Komisyonun yayımladığı raporda, İngiliz hükümetine, ABD Başkanı Donald Trump'ın Ortadoğu politikasıyla ilgili uyarılarda bulunuldu.
ABD Başkanının yapıcı olmayan ve çatışmayı tırmandırabilecek pozisyonlar aldığı belirtilen raporda, "Başkan Trump'ın kaypak ve öngörülemez politikası İngiliz hükümetinin ABD ile ortak iş yapmasını zorlaştırdı ve bu kolay aşılaşacak gibi de görünmüyor." ifadesi kullanıldı.
Raporda, Irak'taki bölgesel Kürt yönetimiyle ilgili, "Irak Kürtleri değerli bir müttefik ve İngiltere, bölgesel Kürt hükümetini finansal olarak, peşmerge güçlerini de askeri olarak desteklemeli.

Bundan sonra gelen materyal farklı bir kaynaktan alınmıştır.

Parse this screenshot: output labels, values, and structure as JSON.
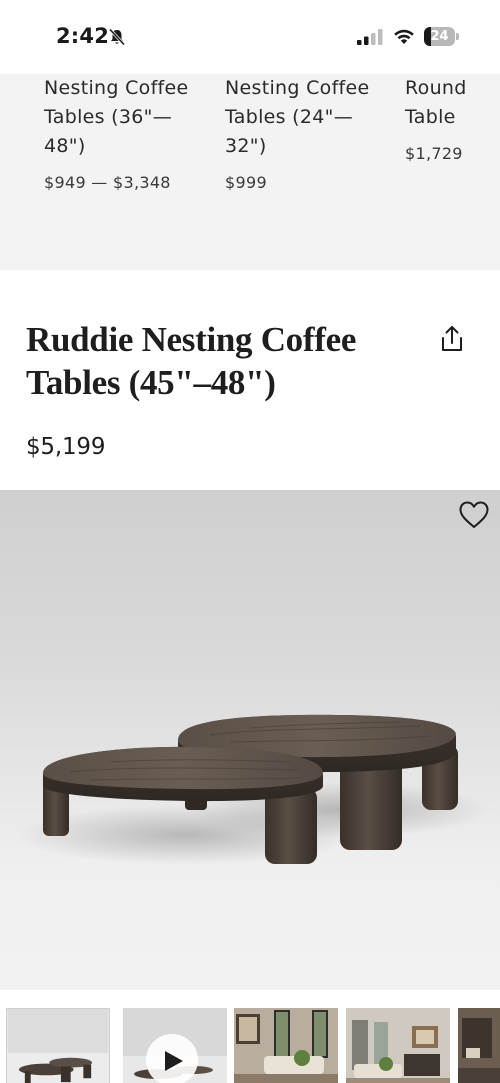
{
  "status_bar": {
    "time": "2:42",
    "battery": "24",
    "battery_level_percent": 24
  },
  "related_products": [
    {
      "name": "Nesting Coffee\nTables (36\"—\n48\")",
      "price": "$949 — $3,348"
    },
    {
      "name": "Nesting Coffee\nTables (24\"—\n32\")",
      "price": "$999"
    },
    {
      "name": "Round\nTable",
      "price": "$1,729"
    }
  ],
  "product": {
    "title": "Ruddie Nesting Coffee Tables (45\"–48\")",
    "price": "$5,199"
  },
  "icons": {
    "share": "share-icon",
    "favorite": "heart-icon",
    "play": "play-icon"
  },
  "colors": {
    "related_background": "#f3f3f3",
    "wood_dark": "#4a4038",
    "text": "#1e1e1e"
  },
  "thumbnails": [
    {
      "kind": "product-image",
      "selected": true
    },
    {
      "kind": "video",
      "selected": false
    },
    {
      "kind": "room-scene",
      "selected": false
    },
    {
      "kind": "room-scene",
      "selected": false
    },
    {
      "kind": "detail",
      "selected": false
    }
  ]
}
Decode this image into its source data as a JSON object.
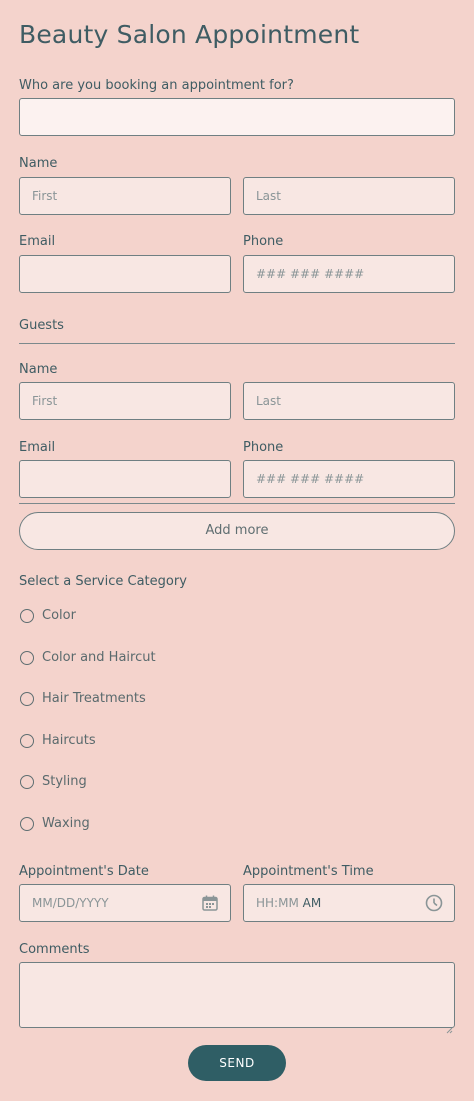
{
  "form": {
    "title": "Beauty Salon Appointment",
    "booking_for_label": "Who are you booking an appointment for?",
    "booking_for_value": "",
    "name_label": "Name",
    "first_placeholder": "First",
    "last_placeholder": "Last",
    "email_label": "Email",
    "phone_label": "Phone",
    "phone_placeholder": "### ### ####",
    "guests_label": "Guests",
    "guest_name_label": "Name",
    "guest_email_label": "Email",
    "guest_phone_label": "Phone",
    "add_more_label": "Add more",
    "service_category_label": "Select a Service Category",
    "services": [
      "Color",
      "Color and Haircut",
      "Hair Treatments",
      "Haircuts",
      "Styling",
      "Waxing"
    ],
    "date_label": "Appointment's Date",
    "date_placeholder": "MM/DD/YYYY",
    "time_label": "Appointment's Time",
    "time_placeholder": "HH:MM",
    "time_ampm": "AM",
    "comments_label": "Comments",
    "send_label": "SEND"
  },
  "icons": {
    "calendar": "calendar-icon",
    "clock": "clock-icon"
  },
  "colors": {
    "background": "#f4d3cc",
    "text": "#3f5c63",
    "button": "#2f5e65",
    "field_bg": "#f8e7e3"
  }
}
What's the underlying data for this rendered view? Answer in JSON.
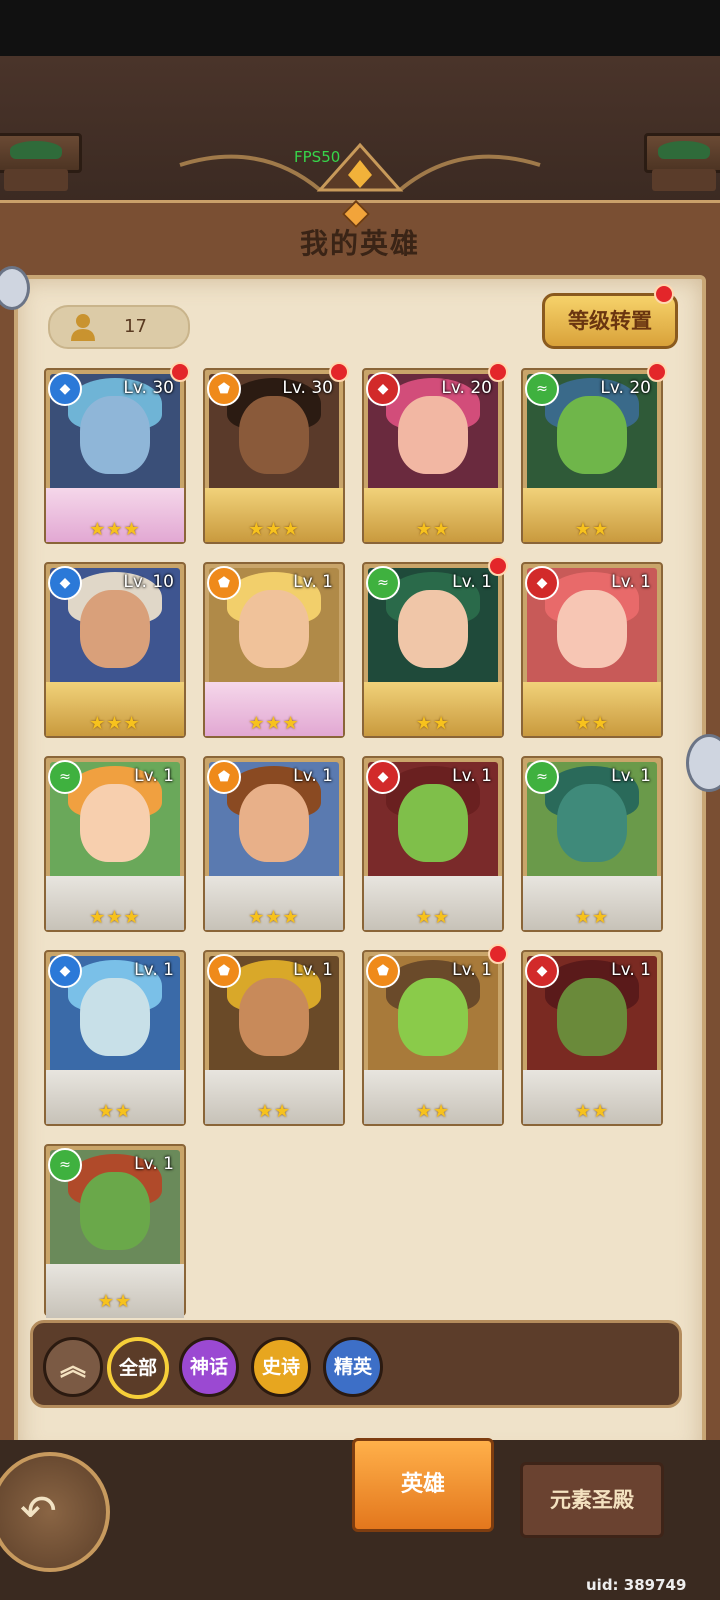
{
  "status": {
    "fps": "FPS50"
  },
  "header": {
    "title": "我的英雄"
  },
  "hero_count": "17",
  "level_transfer_label": "等级转置",
  "heroes": [
    {
      "lv": "Lv. 30",
      "element": "water",
      "stars": "★★★",
      "frame": "myth",
      "dot": true,
      "skin": "#8fb6d8",
      "hair": "#6fb4d6",
      "bg": "#3a4f78"
    },
    {
      "lv": "Lv. 30",
      "element": "fire",
      "stars": "★★★",
      "frame": "gold",
      "dot": true,
      "skin": "#8a5a3a",
      "hair": "#2b1b12",
      "bg": "#5a3a2a"
    },
    {
      "lv": "Lv. 20",
      "element": "blood",
      "stars": "★★",
      "frame": "gold",
      "dot": true,
      "skin": "#f2b7a3",
      "hair": "#d24d7a",
      "bg": "#6a2a3e"
    },
    {
      "lv": "Lv. 20",
      "element": "wind",
      "stars": "★★",
      "frame": "gold",
      "dot": true,
      "skin": "#6fb64a",
      "hair": "#3a6a8a",
      "bg": "#2f5a38"
    },
    {
      "lv": "Lv. 10",
      "element": "water",
      "stars": "★★★",
      "frame": "gold",
      "dot": false,
      "skin": "#d9a07a",
      "hair": "#e0d7c8",
      "bg": "#3e5590"
    },
    {
      "lv": "Lv. 1",
      "element": "fire",
      "stars": "★★★",
      "frame": "myth",
      "dot": false,
      "skin": "#f0c29a",
      "hair": "#f2cf6b",
      "bg": "#b08a48"
    },
    {
      "lv": "Lv. 1",
      "element": "wind",
      "stars": "★★",
      "frame": "gold",
      "dot": true,
      "skin": "#f0c6a8",
      "hair": "#2a6a4a",
      "bg": "#1f4a3a"
    },
    {
      "lv": "Lv. 1",
      "element": "blood",
      "stars": "★★",
      "frame": "gold",
      "dot": false,
      "skin": "#f7c6b4",
      "hair": "#e86a6a",
      "bg": "#c85a58"
    },
    {
      "lv": "Lv. 1",
      "element": "wind",
      "stars": "★★★",
      "frame": "plain",
      "dot": false,
      "skin": "#f7cfae",
      "hair": "#f0a040",
      "bg": "#6aa85a"
    },
    {
      "lv": "Lv. 1",
      "element": "fire",
      "stars": "★★★",
      "frame": "plain",
      "dot": false,
      "skin": "#e8b089",
      "hair": "#8a4a22",
      "bg": "#5a7ab0"
    },
    {
      "lv": "Lv. 1",
      "element": "blood",
      "stars": "★★",
      "frame": "plain",
      "dot": false,
      "skin": "#7fbf4a",
      "hair": "#6a2020",
      "bg": "#7a2a2a"
    },
    {
      "lv": "Lv. 1",
      "element": "wind",
      "stars": "★★",
      "frame": "plain",
      "dot": false,
      "skin": "#3f8a7a",
      "hair": "#2a6a5a",
      "bg": "#6a9a4a"
    },
    {
      "lv": "Lv. 1",
      "element": "water",
      "stars": "★★",
      "frame": "plain",
      "dot": false,
      "skin": "#c8e0e8",
      "hair": "#7ac0e8",
      "bg": "#3a6aa8"
    },
    {
      "lv": "Lv. 1",
      "element": "fire",
      "stars": "★★",
      "frame": "plain",
      "dot": false,
      "skin": "#c88a5a",
      "hair": "#d9a829",
      "bg": "#6a4a28"
    },
    {
      "lv": "Lv. 1",
      "element": "fire",
      "stars": "★★",
      "frame": "plain",
      "dot": true,
      "skin": "#8acb4a",
      "hair": "#6a4a2a",
      "bg": "#a87a3a"
    },
    {
      "lv": "Lv. 1",
      "element": "blood",
      "stars": "★★",
      "frame": "plain",
      "dot": false,
      "skin": "#6a8a3a",
      "hair": "#5a1a1a",
      "bg": "#7a2a22"
    },
    {
      "lv": "Lv. 1",
      "element": "wind",
      "stars": "★★",
      "frame": "plain",
      "dot": false,
      "skin": "#6aa84a",
      "hair": "#b04a2a",
      "bg": "#6a8a5a"
    }
  ],
  "filters": {
    "collapse": "︽",
    "all": "全部",
    "myth": "神话",
    "epic": "史诗",
    "elite": "精英"
  },
  "tabs": {
    "hero": "英雄",
    "temple": "元素圣殿"
  },
  "uid": "uid: 389749",
  "colors": {
    "accent": "#f6cf39",
    "badge": "#e3262a",
    "parchment": "#efe2c9"
  }
}
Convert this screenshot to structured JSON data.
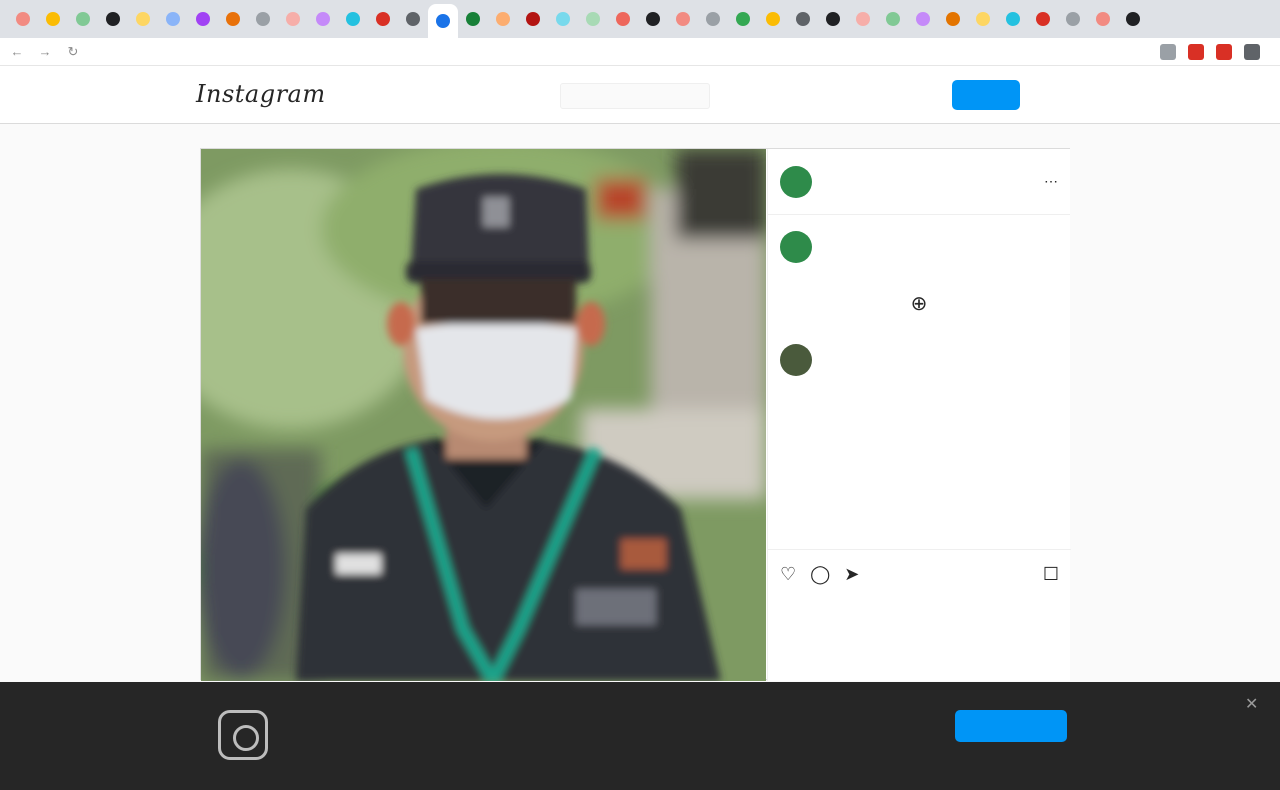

Ancak İngiltere Irak Kürtlerinin bağımsızlık girişimlerini desteklememeli" değerlendirmesinde bulunuldu.
"Amerika'nın yeni yönetimi bölgenin daha da fazla istikrarsızlaşması için yüksek bir potansiyel taşıyor. Amerikan başkanının tavırları hiç yapıcı değil, üstelik çatışmaları arttırıcı nitelikte" denilen raporda, Trump yönetiminin İran ile yapılan nükleer anlaşmayı tek taraflı olarak iptal etmesinin pek mümkün olmadığını belirtildi. Fakat buna rağmen "İran, ABD'nin anlaşmaya saygı duymamasını bahane ederek Batı ile ticari ilişkiye girmeme noktasında bir siyaset izleyebilir ve ticaret hacmini Çin ile Rusya ekseninde genişletmeyi tercih edebilir. Bu durum kabul edilebilir ve sürdürelebilir değildir. Brexit sonrasında İngiltere olarak en önemli ihtiyaç yeni ticaret sahaları bulmak olacak ve İran bunun için geniş bir saha" ifadeleri kullanıldı.
İngiltere’nin Suriye konusundaki "kafa karışıklığının ve dağınıklığının" Beşşar Esed’e yönelik uluslararası siyasetteki çelişkileri yansıttığı belirtilen raporda, "Herhangi bir çözüm için Esed'in görevden uzaklaştırılması amacının, bugünkü politikalar ve imkanlar çerçevesinde başarılamayacağı ortaya çıktı." görüşüne yer verildi.
Lordlar Kamarası raporunda, İngiltere’den Yemen konusunda Suudi Arabistan'a yönelik tavrını sertleştirmesi ve gerekirse bu ülkeye silah satışını askıya alması çağrısında da bulunuldu.
Raporda İngiltere'nin özellikle Filistin-İsrail sorunu noktasında ABD ile arasına mesafe koyması gerektiği belirtilerek Trump yönetiminin tek devletli çözüm önerisi yerine iki devletli çözüme bağlı kalınması gerektiği savunuldu ve Filistin-İsrail sorunun İngiltere dış politikasının en önemli başlığı olarak ele alınması gerektiği ifade edildi.